Lakesha Kirkland from Shaw High School in Columbia talked about preparing her students for employability through Microsoft Imagine Academy and industry certifications.  For about $1500US a year all students can access the resources and then sit the exams. This includes 30 staff from the school as well, so could be good PD for them as well. There are some great stories on http://mycertiportstory.com/ and she talked of using gmetrix for different languages.
I mentioned before about giving feedback and there had been a few times over the conference where we could meet with Microsoft staff and talk about what we want in the tools. I took the opportunity in the next session to have a chat with Ari Schorr and Safiya Bhojawala about teacher’s primary goals as well as tasks and tools/work arounds that we use to achieve them. I was the only teacher there for a while and it felt a bit overwhelming to start with as they fired questions at me, but I felt they really wanted to hear from teachers about what we do and what tools we need to do our jobs better. It’s important to give feedback if we want improvements, they can’t do it all without us!

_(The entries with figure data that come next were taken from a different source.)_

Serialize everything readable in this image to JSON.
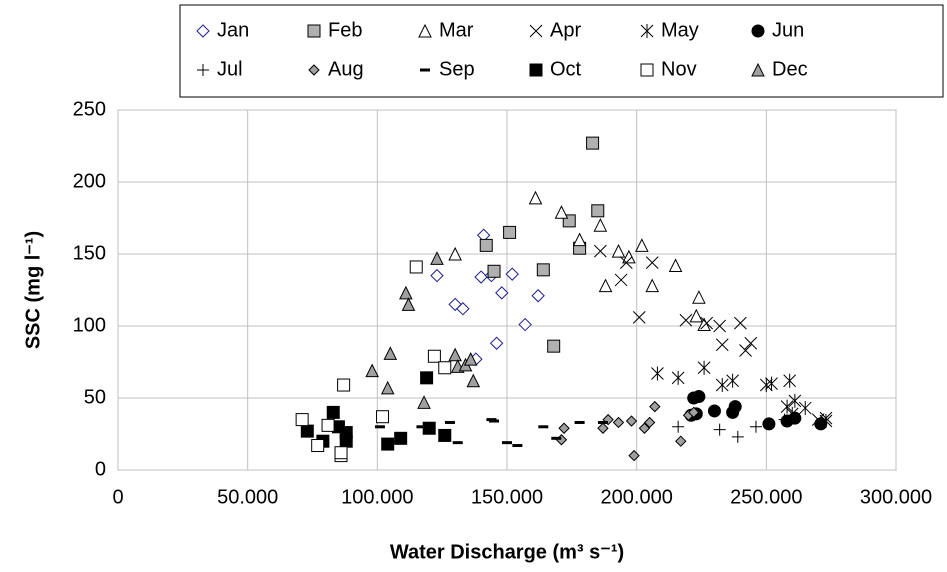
{
  "chart_data": {
    "type": "scatter",
    "xlabel": "Water Discharge (m³ s⁻¹)",
    "ylabel": "SSC (mg l⁻¹)",
    "xlim": [
      0,
      300000
    ],
    "ylim": [
      0,
      250
    ],
    "xticks": [
      0,
      {
        "value": 50000,
        "label": "50.000"
      },
      {
        "value": 100000,
        "label": "100.000"
      },
      {
        "value": 150000,
        "label": "150.000"
      },
      {
        "value": 200000,
        "label": "200.000"
      },
      {
        "value": 250000,
        "label": "250.000"
      },
      {
        "value": 300000,
        "label": "300.000"
      }
    ],
    "yticks": [
      0,
      50,
      100,
      150,
      200,
      250
    ],
    "grid": true,
    "legend": "top",
    "series": [
      {
        "name": "Jan",
        "marker": "diamond-open",
        "color": "#1f1f8f",
        "x": [
          123000,
          130000,
          133000,
          138000,
          140000,
          141000,
          144000,
          146000,
          148000,
          152000,
          157000,
          162000
        ],
        "values": [
          135,
          115,
          112,
          77,
          134,
          163,
          135,
          88,
          123,
          136,
          101,
          121
        ]
      },
      {
        "name": "Feb",
        "marker": "square",
        "color": "#b0b0b0",
        "x": [
          142000,
          145000,
          151000,
          164000,
          168000,
          174000,
          178000,
          183000,
          185000
        ],
        "values": [
          156,
          138,
          165,
          139,
          86,
          173,
          154,
          227,
          180
        ]
      },
      {
        "name": "Mar",
        "marker": "triangle-open",
        "color": "#ffffff",
        "x": [
          130000,
          161000,
          171000,
          178000,
          186000,
          188000,
          193000,
          197000,
          202000,
          206000,
          215000,
          223000,
          224000,
          226000
        ],
        "values": [
          150,
          189,
          179,
          160,
          170,
          128,
          152,
          148,
          156,
          128,
          142,
          107,
          120,
          101
        ]
      },
      {
        "name": "Apr",
        "marker": "x",
        "color": "#000000",
        "x": [
          186000,
          194000,
          196000,
          201000,
          206000,
          219000,
          227000,
          232000,
          233000,
          240000,
          242000,
          244000,
          270000,
          273000
        ],
        "values": [
          152,
          132,
          144,
          106,
          144,
          104,
          102,
          100,
          87,
          102,
          83,
          88,
          35,
          36
        ]
      },
      {
        "name": "May",
        "marker": "star",
        "color": "#000000",
        "x": [
          208000,
          216000,
          226000,
          233000,
          237000,
          250000,
          252000,
          258000,
          259000,
          260000,
          261000,
          265000,
          273000
        ],
        "values": [
          67,
          64,
          71,
          59,
          62,
          59,
          60,
          44,
          62,
          39,
          48,
          43,
          34
        ]
      },
      {
        "name": "Jun",
        "marker": "circle",
        "color": "#000000",
        "x": [
          221000,
          222000,
          223000,
          224000,
          230000,
          237000,
          238000,
          251000,
          258000,
          261000,
          271000
        ],
        "values": [
          38,
          50,
          39,
          51,
          41,
          40,
          44,
          32,
          34,
          36,
          32
        ]
      },
      {
        "name": "Jul",
        "marker": "plus",
        "color": "#000000",
        "x": [
          216000,
          232000,
          239000,
          246000,
          257000
        ],
        "values": [
          30,
          28,
          23,
          30,
          35
        ]
      },
      {
        "name": "Aug",
        "marker": "diamond",
        "color": "#a0a0a0",
        "x": [
          171000,
          172000,
          187000,
          189000,
          193000,
          198000,
          199000,
          203000,
          205000,
          207000,
          217000,
          220000,
          222000
        ],
        "values": [
          21,
          29,
          29,
          35,
          33,
          34,
          10,
          29,
          33,
          44,
          20,
          38,
          40
        ]
      },
      {
        "name": "Sep",
        "marker": "dash",
        "color": "#000000",
        "x": [
          101000,
          117000,
          128000,
          131000,
          144000,
          145000,
          150000,
          154000,
          164000,
          169000,
          178000,
          187000
        ],
        "values": [
          30,
          30,
          33,
          19,
          35,
          34,
          19,
          17,
          30,
          22,
          33,
          33
        ]
      },
      {
        "name": "Oct",
        "marker": "square",
        "color": "#000000",
        "x": [
          73000,
          79000,
          83000,
          85000,
          88000,
          88000,
          104000,
          109000,
          119000,
          120000,
          126000
        ],
        "values": [
          27,
          20,
          40,
          30,
          26,
          20,
          18,
          22,
          64,
          29,
          24
        ]
      },
      {
        "name": "Nov",
        "marker": "square",
        "color": "#ffffff",
        "x": [
          71000,
          77000,
          81000,
          86000,
          86000,
          87000,
          102000,
          115000,
          122000,
          126000
        ],
        "values": [
          35,
          17,
          31,
          10,
          12,
          59,
          37,
          141,
          79,
          71
        ]
      },
      {
        "name": "Dec",
        "marker": "triangle",
        "color": "#a0a0a0",
        "x": [
          98000,
          104000,
          105000,
          111000,
          112000,
          118000,
          123000,
          130000,
          131000,
          134000,
          136000,
          137000
        ],
        "values": [
          69,
          57,
          81,
          123,
          115,
          47,
          147,
          80,
          72,
          73,
          77,
          62
        ]
      }
    ]
  }
}
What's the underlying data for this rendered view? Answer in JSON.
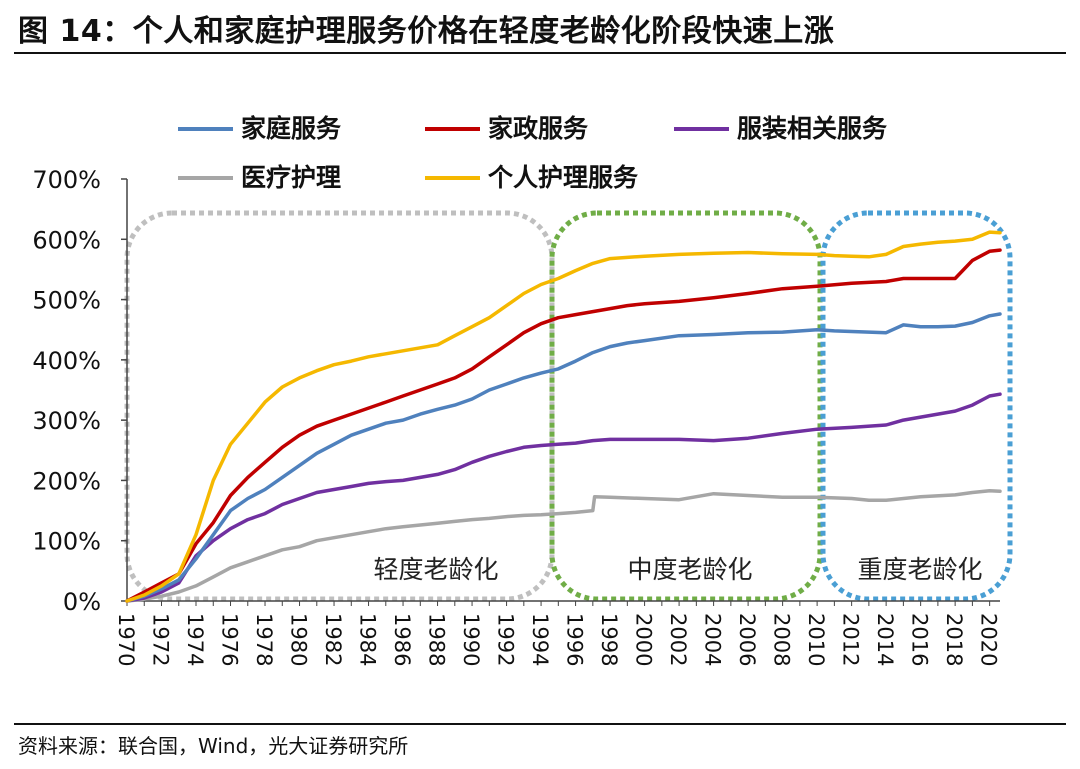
{
  "header": {
    "title": "图 14：个人和家庭护理服务价格在轻度老龄化阶段快速上涨"
  },
  "footer": {
    "source": "资料来源：联合国，Wind，光大证券研究所"
  },
  "chart_data": {
    "type": "line",
    "title": "个人和家庭护理服务价格在轻度老龄化阶段快速上涨",
    "xlabel": "",
    "ylabel": "",
    "xlim": [
      1970,
      2020.6
    ],
    "ylim": [
      0,
      700
    ],
    "y_ticks": [
      0,
      100,
      200,
      300,
      400,
      500,
      600,
      700
    ],
    "y_tick_labels": [
      "0%",
      "100%",
      "200%",
      "300%",
      "400%",
      "500%",
      "600%",
      "700%"
    ],
    "x_ticks": [
      "1970",
      "1972",
      "1974",
      "1976",
      "1978",
      "1980",
      "1982",
      "1984",
      "1986",
      "1988",
      "1990",
      "1992",
      "1994",
      "1996",
      "1998",
      "2000",
      "2002",
      "2004",
      "2006",
      "2008",
      "2010",
      "2012",
      "2014",
      "2016",
      "2018",
      "2020"
    ],
    "legend_position": "top",
    "series": [
      {
        "name": "家庭服务",
        "color": "#4f81bd",
        "x": [
          1970,
          1971,
          1972,
          1973,
          1974,
          1975,
          1976,
          1977,
          1978,
          1979,
          1980,
          1981,
          1982,
          1983,
          1984,
          1985,
          1986,
          1987,
          1988,
          1989,
          1990,
          1991,
          1992,
          1993,
          1994,
          1995,
          1996,
          1997,
          1998,
          1999,
          2000,
          2002,
          2004,
          2006,
          2008,
          2010,
          2011,
          2012,
          2013,
          2014,
          2015,
          2016,
          2017,
          2018,
          2019,
          2020,
          2020.6
        ],
        "values": [
          0,
          8,
          20,
          35,
          70,
          110,
          150,
          170,
          185,
          205,
          225,
          245,
          260,
          275,
          285,
          295,
          300,
          310,
          318,
          325,
          335,
          350,
          360,
          370,
          378,
          385,
          398,
          412,
          422,
          428,
          432,
          440,
          442,
          445,
          446,
          450,
          448,
          447,
          446,
          445,
          458,
          455,
          455,
          456,
          462,
          473,
          476
        ]
      },
      {
        "name": "家政服务",
        "color": "#c00000",
        "x": [
          1970,
          1971,
          1972,
          1973,
          1974,
          1975,
          1976,
          1977,
          1978,
          1979,
          1980,
          1981,
          1982,
          1983,
          1984,
          1985,
          1986,
          1987,
          1988,
          1989,
          1990,
          1991,
          1992,
          1993,
          1994,
          1995,
          1996,
          1997,
          1998,
          1999,
          2000,
          2002,
          2004,
          2006,
          2008,
          2010,
          2012,
          2014,
          2015,
          2016,
          2017,
          2018,
          2019,
          2020,
          2020.6
        ],
        "values": [
          0,
          15,
          30,
          45,
          95,
          130,
          175,
          205,
          230,
          255,
          275,
          290,
          300,
          310,
          320,
          330,
          340,
          350,
          360,
          370,
          385,
          405,
          425,
          445,
          460,
          470,
          475,
          480,
          485,
          490,
          493,
          497,
          503,
          510,
          518,
          522,
          527,
          530,
          535,
          535,
          535,
          535,
          565,
          580,
          582
        ]
      },
      {
        "name": "服装相关服务",
        "color": "#7030a0",
        "x": [
          1970,
          1971,
          1972,
          1973,
          1974,
          1975,
          1976,
          1977,
          1978,
          1979,
          1980,
          1981,
          1982,
          1983,
          1984,
          1985,
          1986,
          1987,
          1988,
          1989,
          1990,
          1991,
          1992,
          1993,
          1994,
          1995,
          1996,
          1997,
          1998,
          2000,
          2002,
          2004,
          2006,
          2008,
          2010,
          2012,
          2014,
          2015,
          2016,
          2017,
          2018,
          2019,
          2020,
          2020.6
        ],
        "values": [
          0,
          5,
          15,
          30,
          75,
          100,
          120,
          135,
          145,
          160,
          170,
          180,
          185,
          190,
          195,
          198,
          200,
          205,
          210,
          218,
          230,
          240,
          248,
          255,
          258,
          260,
          262,
          266,
          268,
          268,
          268,
          266,
          270,
          278,
          285,
          288,
          292,
          300,
          305,
          310,
          315,
          325,
          340,
          343
        ]
      },
      {
        "name": "医疗护理",
        "color": "#a6a6a6",
        "x": [
          1970,
          1971,
          1972,
          1973,
          1974,
          1975,
          1976,
          1977,
          1978,
          1979,
          1980,
          1981,
          1982,
          1983,
          1984,
          1985,
          1986,
          1987,
          1988,
          1989,
          1990,
          1991,
          1992,
          1993,
          1994,
          1995,
          1996,
          1997,
          1997.1,
          1998,
          2000,
          2002,
          2004,
          2006,
          2008,
          2010,
          2012,
          2013,
          2014,
          2016,
          2018,
          2019,
          2020,
          2020.6
        ],
        "values": [
          0,
          3,
          8,
          15,
          25,
          40,
          55,
          65,
          75,
          85,
          90,
          100,
          105,
          110,
          115,
          120,
          123,
          126,
          129,
          132,
          135,
          137,
          140,
          142,
          143,
          145,
          147,
          150,
          173,
          172,
          170,
          168,
          178,
          175,
          172,
          172,
          170,
          167,
          167,
          173,
          176,
          180,
          183,
          182
        ]
      },
      {
        "name": "个人护理服务",
        "color": "#f5b800",
        "x": [
          1970,
          1971,
          1972,
          1973,
          1974,
          1975,
          1976,
          1977,
          1978,
          1979,
          1980,
          1981,
          1982,
          1983,
          1984,
          1985,
          1986,
          1987,
          1988,
          1989,
          1990,
          1991,
          1992,
          1993,
          1994,
          1995,
          1996,
          1997,
          1998,
          2000,
          2002,
          2004,
          2006,
          2008,
          2010,
          2011,
          2012,
          2013,
          2014,
          2015,
          2016,
          2017,
          2018,
          2019,
          2020,
          2020.6
        ],
        "values": [
          0,
          10,
          25,
          45,
          110,
          200,
          260,
          295,
          330,
          355,
          370,
          382,
          392,
          398,
          405,
          410,
          415,
          420,
          425,
          440,
          455,
          470,
          490,
          510,
          525,
          535,
          548,
          560,
          568,
          572,
          575,
          577,
          578,
          576,
          575,
          573,
          572,
          571,
          575,
          588,
          592,
          595,
          597,
          600,
          612,
          611
        ]
      }
    ],
    "annotations": [
      {
        "label": "轻度老龄化",
        "from": 1970,
        "to": 1994.5,
        "color": "#bfbfbf"
      },
      {
        "label": "中度老龄化",
        "from": 1994.5,
        "to": 2010.5,
        "color": "#70ad47"
      },
      {
        "label": "重度老龄化",
        "from": 2010.5,
        "to": 2020.6,
        "color": "#4a9fd4"
      }
    ]
  }
}
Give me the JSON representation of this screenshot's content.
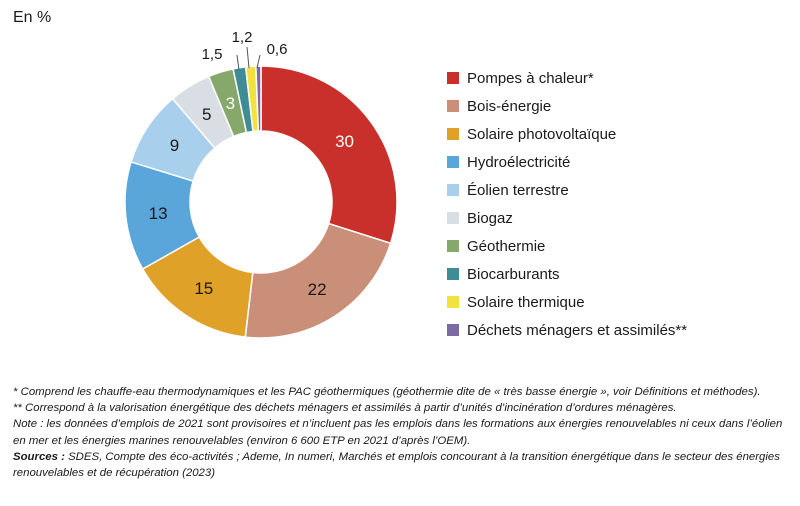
{
  "unit_label": "En %",
  "chart_data": {
    "type": "pie",
    "donut": true,
    "categories": [
      "Pompes à chaleur*",
      "Bois-énergie",
      "Solaire photovoltaïque",
      "Hydroélectricité",
      "Éolien terrestre",
      "Biogaz",
      "Géothermie",
      "Biocarburants",
      "Solaire thermique",
      "Déchets ménagers et assimilés**"
    ],
    "values": [
      30,
      22,
      15,
      13,
      9,
      5,
      3,
      1.5,
      1.2,
      0.6
    ],
    "value_labels": [
      "30",
      "22",
      "15",
      "13",
      "9",
      "5",
      "3",
      "1,5",
      "1,2",
      "0,6"
    ],
    "colors": [
      "#c9302c",
      "#c98f79",
      "#e0a128",
      "#5aa5da",
      "#a8d0ec",
      "#d9dde4",
      "#86a86a",
      "#3f8c94",
      "#f2e23d",
      "#7d6aa3"
    ],
    "label_colors": [
      "#ffffff",
      "#1a1a1a",
      "#1a1a1a",
      "#1a1a1a",
      "#1a1a1a",
      "#1a1a1a",
      "#ffffff",
      "#1a1a1a",
      "#1a1a1a",
      "#1a1a1a"
    ],
    "legend_placement": "right"
  },
  "notes": {
    "note1": "* Comprend les chauffe-eau thermodynamiques et les PAC géothermiques (géothermie dite de « très basse énergie », voir Définitions et méthodes).",
    "note2": "** Correspond à la valorisation énergétique des déchets ménagers et assimilés à partir d’unités d’incinération d’ordures ménagères.",
    "note3": "Note : les données d’emplois de 2021 sont provisoires et n’incluent pas les emplois dans les formations aux énergies renouvelables ni ceux dans l’éolien en mer et les énergies marines renouvelables (environ 6 600 ETP en 2021 d’après l’OEM).",
    "sources_label": "Sources :",
    "sources_text": " SDES, Compte des éco-activités ; Ademe, In numeri, Marchés et emplois concourant à la transition énergétique dans le secteur des énergies renouvelables et de récupération (2023)"
  }
}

We then had some time to set up for the Learning Marketplace. This was the time where we could all present something we are doing in the classroom.  It was great to be able to share and to look at what others were doing. I presented on using SurfacePro and StaffPad to create lessons for students that they could watch and therefore learn at their own pace. Many people hadn’t seen StaffPad before and I enjoyed telling them about it as it is a great tool for music teachers. I had some great conversations with others around learning and spent some time chatting with Anthony Salcito (Vice President for Education for Micorsoft) about Microsoft and Music software.
One of the tools I learnt about from one of my group was Rubistar. This is a great site for making rubrics. Really quick and easy. Thanks to Jorge Francisco Sierra-Perez for this. I also read this blog about different uses of rubrics which was useful.
The Awards Ceremony and Closing Ceremony were at the Muzik EventCentre and it was a great way to celebrate the end of an amazing few days. Many awards were given out for the group challenge and although our group didn’t make the top awards, there were many kiwis being celebrated for their innovative ideas.

Day 4

Last chance for a bit of sightseeing on Friday morning before heading to the airport. A group of us went up the CNN Tower. What a fantastic view - even with the cloudy day. A bit scary for those with  a fear of heights (including me) but well worth it. I then went to Ripley's Aquarium which was just beautiful. I have a bit of a thing for jellyfish and anemone walls! On my wandering back to the hotel I found this gentleman on a seat - Glenn Gould who was an amazing musician. Back to the hotel via the underground shops and then out to the airport for the long trip home.
That’s it. Three days of innovation, education and collaboration. A couple of days of sightseeing and spending time with amazing people. I am so thankful to Microsoft and Anne Taylor, Microsoft NZ's Schools and Academic Programs Manager, for giving me this opportunity. I would encourage all teachers to join the MicrosoftEducator Community and become an MIE which is where this all started for me. From listening to others, and hearing about innovation in other countries, I feel that New Zealand is well ahead of the game and we are doing amazing things in our schools but we still have an opportunity to push the boundaries. Keep learning and challenging yourself to make education better.